In plaats van heropbouw en rehabilitatie te beschouwen als nationale prioriteit en inspanningen te leveren om delen van Irak die ooit kreunden onder het bewind van IS te re-integreren, heeft de door sjiieten[1] gedomineerde Iraakse regering ervoor gekozen om een sektarisch beleid te voeren en miljoenen soennitische Arabieren uit het openbare leven te bannen.

Dat doen ze door te weigeren om hen identiteitspapieren te bezorgen en hen alzo de toegang te ontzeggen tot wat er nog rest aan overheidsdiensten.

Daesh’ snelle opmars en verovering van een derde van het Iraakse grondgebied in 2014 was een waarschuwing aan het adres van Bagdad voor het sektarische beleid van de Iraakse regering. En als de huidige situatie niet snel wordt verholpen, kan dit het begin zijn van alweer een nieuw gewelddadig hoofdstuk in de aanhoudende tragedie van Irak.

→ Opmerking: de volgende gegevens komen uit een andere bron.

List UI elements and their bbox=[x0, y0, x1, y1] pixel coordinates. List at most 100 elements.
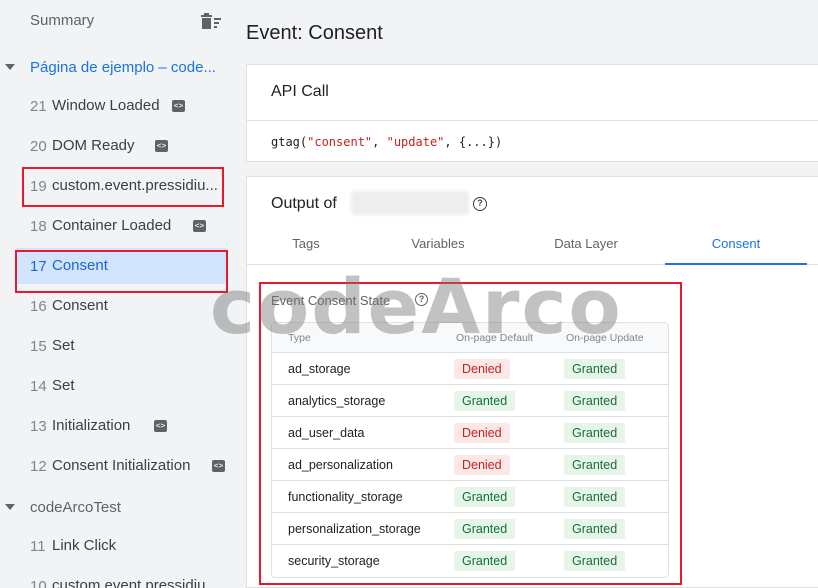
sidebar-event-item[interactable]: 11 Link Click bbox=[16, 528, 226, 564]
tab-consent[interactable]: Consent bbox=[665, 227, 807, 265]
event-number: 21 bbox=[30, 98, 47, 115]
sidebar-event-item[interactable]: 19 custom.event.pressidiu... bbox=[16, 168, 226, 204]
consent-help-icon[interactable]: ? bbox=[415, 293, 428, 306]
sidebar-header: Summary bbox=[0, 0, 232, 40]
col-default: On-page Default bbox=[456, 332, 534, 344]
redacted-container-name bbox=[351, 191, 469, 215]
col-update: On-page Update bbox=[566, 332, 644, 344]
default-status-badge: Denied bbox=[454, 359, 510, 379]
event-label: Consent bbox=[52, 297, 108, 314]
event-label: custom.event.pressidiu... bbox=[52, 577, 218, 588]
event-label: Consent bbox=[52, 257, 108, 274]
chevron-down-icon[interactable] bbox=[5, 64, 15, 70]
delete-all-icon[interactable] bbox=[200, 12, 222, 30]
consent-type: ad_personalization bbox=[288, 458, 393, 472]
api-call-heading: API Call bbox=[271, 83, 329, 100]
code-icon: <> bbox=[172, 100, 185, 112]
event-number: 13 bbox=[30, 418, 47, 435]
update-status-badge: Granted bbox=[564, 551, 626, 571]
table-row: security_storage Granted Granted bbox=[272, 545, 668, 577]
event-number: 14 bbox=[30, 378, 47, 395]
code-icon: <> bbox=[154, 420, 167, 432]
sidebar-event-item[interactable]: 16 Consent bbox=[16, 288, 226, 324]
event-label: DOM Ready bbox=[52, 137, 135, 154]
consent-type: ad_storage bbox=[288, 362, 351, 376]
consent-table: Type On-page Default On-page Update ad_s… bbox=[271, 322, 669, 578]
consent-type: security_storage bbox=[288, 554, 380, 568]
event-number: 18 bbox=[30, 218, 47, 235]
sidebar-event-item[interactable]: 12 Consent Initialization <> bbox=[16, 448, 226, 484]
event-label: Window Loaded bbox=[52, 97, 160, 114]
tab-data-layer[interactable]: Data Layer bbox=[511, 227, 661, 265]
sidebar-event-item[interactable]: 13 Initialization <> bbox=[16, 408, 226, 444]
output-card: Output of ? Tags Variables Data Layer Co… bbox=[246, 176, 818, 588]
code-icon: <> bbox=[193, 220, 206, 232]
event-number: 12 bbox=[30, 458, 47, 475]
tab-variables[interactable]: Variables bbox=[365, 227, 511, 265]
update-status-badge: Granted bbox=[564, 423, 626, 443]
summary-label[interactable]: Summary bbox=[30, 12, 94, 29]
event-number: 19 bbox=[30, 178, 47, 195]
table-row: ad_personalization Denied Granted bbox=[272, 449, 668, 481]
event-label: Set bbox=[52, 377, 75, 394]
table-row: analytics_storage Granted Granted bbox=[272, 385, 668, 417]
code-sep: , bbox=[372, 135, 387, 149]
event-label: Initialization bbox=[52, 417, 131, 434]
event-number: 20 bbox=[30, 138, 47, 155]
default-status-badge: Denied bbox=[454, 455, 510, 475]
table-header: Type On-page Default On-page Update bbox=[272, 323, 668, 353]
event-label: Container Loaded bbox=[52, 217, 172, 234]
update-status-badge: Granted bbox=[564, 519, 626, 539]
page-title: Event: Consent bbox=[246, 22, 383, 44]
default-status-badge: Granted bbox=[454, 391, 516, 411]
sidebar-event-item[interactable]: 15 Set bbox=[16, 328, 226, 364]
event-number: 10 bbox=[30, 578, 47, 588]
sidebar-group-label: Página de ejemplo – code... bbox=[30, 59, 216, 76]
code-arg-consent: "consent" bbox=[307, 135, 373, 149]
sidebar-event-item[interactable]: 21 Window Loaded <> bbox=[16, 88, 226, 124]
consent-type: functionality_storage bbox=[288, 490, 403, 504]
sidebar-group[interactable]: Página de ejemplo – code... bbox=[0, 51, 232, 85]
event-number: 11 bbox=[30, 538, 46, 555]
event-label: Set bbox=[52, 337, 75, 354]
table-row: functionality_storage Granted Granted bbox=[272, 481, 668, 513]
help-icon[interactable]: ? bbox=[473, 197, 487, 211]
default-status-badge: Granted bbox=[454, 551, 516, 571]
event-number: 17 bbox=[30, 258, 47, 275]
sidebar-event-item[interactable]: 10 custom.event.pressidiu... bbox=[16, 568, 226, 588]
sidebar-group[interactable]: codeArcoTest bbox=[0, 491, 232, 525]
sidebar: Summary Página de ejemplo – code... 21 Win… bbox=[0, 0, 232, 588]
code-prefix: gtag( bbox=[271, 135, 308, 149]
code-suffix: , {...}) bbox=[444, 135, 503, 149]
default-status-badge: Granted bbox=[454, 487, 516, 507]
event-label: custom.event.pressidiu... bbox=[52, 177, 218, 194]
consent-type: personalization_storage bbox=[288, 522, 421, 536]
update-status-badge: Granted bbox=[564, 391, 626, 411]
chevron-down-icon[interactable] bbox=[5, 504, 15, 510]
event-label: Consent Initialization bbox=[52, 457, 191, 474]
output-tabs: Tags Variables Data Layer Consent bbox=[247, 227, 818, 265]
sidebar-event-item[interactable]: 14 Set bbox=[16, 368, 226, 404]
update-status-badge: Granted bbox=[564, 455, 626, 475]
consent-type: analytics_storage bbox=[288, 394, 386, 408]
event-number: 16 bbox=[30, 298, 47, 315]
sidebar-event-item[interactable]: 18 Container Loaded <> bbox=[16, 208, 226, 244]
update-status-badge: Granted bbox=[564, 359, 626, 379]
default-status-badge: Granted bbox=[454, 519, 516, 539]
update-status-badge: Granted bbox=[564, 487, 626, 507]
col-type: Type bbox=[288, 332, 311, 344]
code-icon: <> bbox=[212, 460, 225, 472]
tab-tags[interactable]: Tags bbox=[247, 227, 365, 265]
code-arg-update: "update" bbox=[386, 135, 445, 149]
default-status-badge: Denied bbox=[454, 423, 510, 443]
sidebar-event-item[interactable]: 17 Consent bbox=[16, 248, 226, 284]
divider bbox=[247, 120, 818, 121]
api-call-code: gtag("consent", "update", {...}) bbox=[271, 135, 502, 149]
event-number: 15 bbox=[30, 338, 47, 355]
event-label: Link Click bbox=[52, 537, 117, 554]
table-row: ad_user_data Denied Granted bbox=[272, 417, 668, 449]
consent-type: ad_user_data bbox=[288, 426, 365, 440]
table-row: personalization_storage Granted Granted bbox=[272, 513, 668, 545]
sidebar-event-item[interactable]: 20 DOM Ready <> bbox=[16, 128, 226, 164]
code-icon: <> bbox=[155, 140, 168, 152]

Miljoenen geweigerde identiteitsdocumenten

Hoewel de Iraakse regering aanzienlijke inspanningen heeft geleverd door internationale donoren het hof te maken om het naoorlogse Mosul een succesverhaal te laten lijken, is de realiteit heel anders – vooral voor andere, overwegend soennitische Arabische gebieden.

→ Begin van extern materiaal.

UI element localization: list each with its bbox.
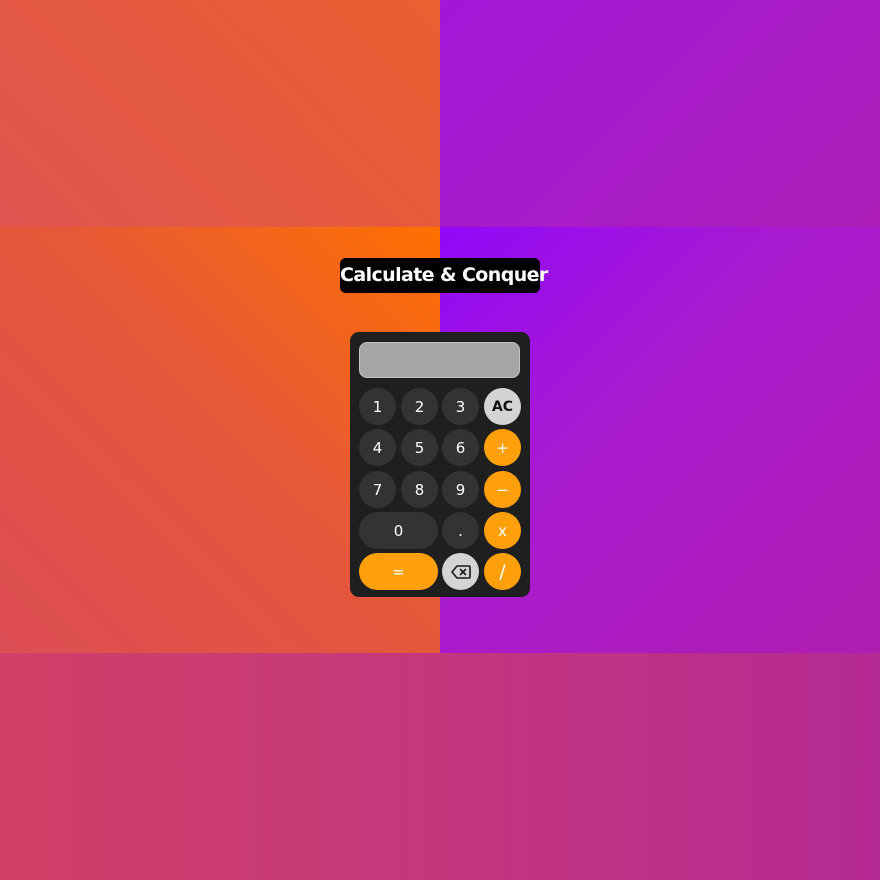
backspace-button[interactable]: [442, 553, 479, 590]
key-5[interactable]: 5: [401, 429, 438, 466]
equals-button[interactable]: =: [359, 553, 438, 590]
key-7[interactable]: 7: [359, 471, 396, 508]
backspace-icon: [450, 564, 471, 579]
page-title: Calculate & Conquer: [340, 258, 548, 293]
clear-button[interactable]: AC: [484, 388, 521, 425]
key-2[interactable]: 2: [401, 388, 438, 425]
key-8[interactable]: 8: [401, 471, 438, 508]
calculator: 1 2 3 AC 4 5 6 + 7 8 9 − 0 . x = /: [350, 332, 530, 597]
decimal-button[interactable]: .: [442, 512, 479, 549]
key-4[interactable]: 4: [359, 429, 396, 466]
key-1[interactable]: 1: [359, 388, 396, 425]
background-panel-top-right: [440, 0, 880, 227]
key-0[interactable]: 0: [359, 512, 438, 549]
calculator-display: [359, 342, 520, 378]
key-6[interactable]: 6: [442, 429, 479, 466]
subtract-button[interactable]: −: [484, 471, 521, 508]
add-button[interactable]: +: [484, 429, 521, 466]
key-3[interactable]: 3: [442, 388, 479, 425]
key-9[interactable]: 9: [442, 471, 479, 508]
background-panel-bottom: [0, 653, 880, 880]
divide-button[interactable]: /: [484, 553, 521, 590]
background-panel-top-left: [0, 0, 440, 227]
multiply-button[interactable]: x: [484, 512, 521, 549]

Bagdad heeft ervoor gezorgd dat de pers gemakkelijk toegang krijgt tot bepaalde gebieden, zoals Hatra en de historische bezienswaardigheden van Mosoel. De autoriteiten proberen het gebied af te schilderen als gepacificeerd en open for business en toeristen worden aangemoedigd om de stad  te bezoeken.

Als de huidige situatie niet snel wordt verholpen, kan dit het begin zijn van alweer een nieuw gewelddadig hoofdstuk in de aanhoudende tragedie van Irak.

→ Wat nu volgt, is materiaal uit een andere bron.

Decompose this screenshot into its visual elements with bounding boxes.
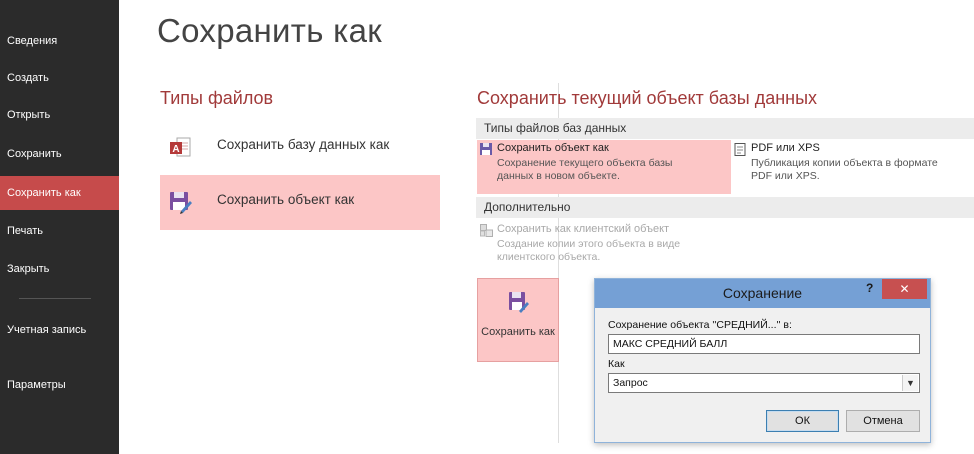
option-description-line: клиентского объекта. bbox=[497, 251, 601, 263]
file-type-save-object-as[interactable]: Сохранить объект как bbox=[160, 175, 440, 230]
dialog-close-button[interactable]: ✕ bbox=[882, 279, 927, 299]
option-description-line: Сохранение текущего объекта базы bbox=[497, 157, 673, 169]
main-content: Сохранить как Типы файлов A Сохранить ба… bbox=[119, 0, 974, 454]
save-as-type-select[interactable]: Запрос ▼ bbox=[608, 373, 920, 393]
file-types-title: Типы файлов bbox=[160, 88, 274, 108]
save-as-type-value: Запрос bbox=[613, 377, 648, 389]
dialog-help-button[interactable]: ? bbox=[866, 281, 873, 295]
file-type-label: Сохранить базу данных как bbox=[217, 137, 390, 152]
object-name-label: Сохранение объекта ''СРЕДНИЙ...'' в: bbox=[608, 319, 792, 331]
save-object-icon bbox=[170, 192, 192, 214]
access-database-icon: A bbox=[170, 137, 191, 157]
backstage-nav: Сведения Создать Открыть Сохранить Сохра… bbox=[0, 0, 119, 454]
option-title: Сохранить объект как bbox=[497, 142, 609, 154]
nav-item-new[interactable]: Создать bbox=[0, 61, 119, 95]
option-save-object-as[interactable]: Сохранить объект как Сохранение текущего… bbox=[477, 140, 731, 194]
nav-item-save[interactable]: Сохранить bbox=[0, 137, 119, 171]
option-client-object: Сохранить как клиентский объект Создание… bbox=[477, 221, 731, 275]
nav-item-save-as[interactable]: Сохранить как bbox=[0, 176, 119, 210]
save-dialog: Сохранение ? ✕ Сохранение объекта ''СРЕД… bbox=[594, 278, 931, 443]
save-as-button[interactable]: Сохранить как bbox=[477, 278, 559, 362]
chevron-down-icon[interactable]: ▼ bbox=[902, 375, 918, 391]
save-as-button-label: Сохранить как bbox=[481, 326, 555, 338]
save-object-icon bbox=[509, 292, 529, 313]
dialog-title-bar[interactable]: Сохранение ? ✕ bbox=[595, 279, 930, 308]
option-description-line: Публикация копии объекта в формате bbox=[751, 157, 938, 169]
option-title: Сохранить как клиентский объект bbox=[497, 223, 670, 235]
option-description: Публикация копии объекта в формате PDF и… bbox=[751, 157, 938, 183]
nav-item-print[interactable]: Печать bbox=[0, 214, 119, 248]
option-description: Сохранение текущего объекта базы данных … bbox=[497, 157, 672, 183]
page-title: Сохранить как bbox=[157, 12, 383, 49]
option-description-line: PDF или XPS. bbox=[751, 170, 820, 182]
client-object-icon bbox=[480, 224, 493, 237]
nav-divider bbox=[19, 298, 91, 299]
svg-text:A: A bbox=[172, 144, 179, 155]
save-icon bbox=[480, 143, 492, 155]
option-pdf-xps[interactable]: PDF или XPS Публикация копии объекта в ф… bbox=[731, 140, 974, 194]
additional-header: Дополнительно bbox=[476, 197, 974, 218]
nav-item-options[interactable]: Параметры bbox=[0, 368, 119, 402]
file-type-save-database-as[interactable]: A Сохранить базу данных как bbox=[160, 120, 440, 175]
option-description-line: Создание копии этого объекта в виде bbox=[497, 238, 681, 250]
nav-item-close[interactable]: Закрыть bbox=[0, 252, 119, 286]
option-title: PDF или XPS bbox=[751, 142, 820, 154]
save-as-type-label: Как bbox=[608, 358, 625, 370]
object-name-input[interactable]: МАКС СРЕДНИЙ БАЛЛ bbox=[608, 334, 920, 354]
save-object-title: Сохранить текущий объект базы данных bbox=[477, 88, 818, 108]
ok-button[interactable]: ОК bbox=[766, 410, 839, 432]
db-file-types-header: Типы файлов баз данных bbox=[476, 118, 974, 139]
file-type-label: Сохранить объект как bbox=[217, 192, 355, 207]
cancel-button[interactable]: Отмена bbox=[846, 410, 920, 432]
pdf-icon bbox=[734, 143, 746, 156]
dialog-title: Сохранение bbox=[722, 285, 803, 301]
nav-item-account[interactable]: Учетная запись bbox=[7, 322, 107, 339]
option-description: Создание копии этого объекта в виде клие… bbox=[497, 238, 680, 264]
nav-item-open[interactable]: Открыть bbox=[0, 98, 119, 132]
nav-item-info[interactable]: Сведения bbox=[0, 24, 119, 58]
option-description-line: данных в новом объекте. bbox=[497, 170, 620, 182]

Hoewel het stimuleren van toerisme naar deze gebieden ongetwijfeld positief en lovenswaardig is, zijn de investeringen van Irak beperkt tot deze spraakmakende plaatsen die alle media-aandacht krijgen. Andere hoofdzakelijk soennitische steden zoals Ramadi en Falluja worden grotendeels genegeerd, ook al behoren ze tot de meest verwoeste plaatsen op de planeet.

Toenemend toerisme verbleekt ook in vergelijking met de benarde situatie van miljoenen Irakezen – voornamelijk soennitische Arabieren – die ofwel werden ontheemd tijdens de gevechten in 2013-2017 of werden opgesloten in gevangenkampen als zogenaamde “Daesh-families”.

Hoewel Bagdad aankondigde dat het de kampen voor intern ontheemden (IDP) in 2019 zouden sluiten, bleven ze informeel open en hielden ze een duizelingwekkende 1,2 miljoen behoeftige Irakezen gevangen die niet konden terugkeren naar hun verwoeste huizen, vernietigd door het wapentuig van de Iraakse veiligheidstroepen tegen Daesh.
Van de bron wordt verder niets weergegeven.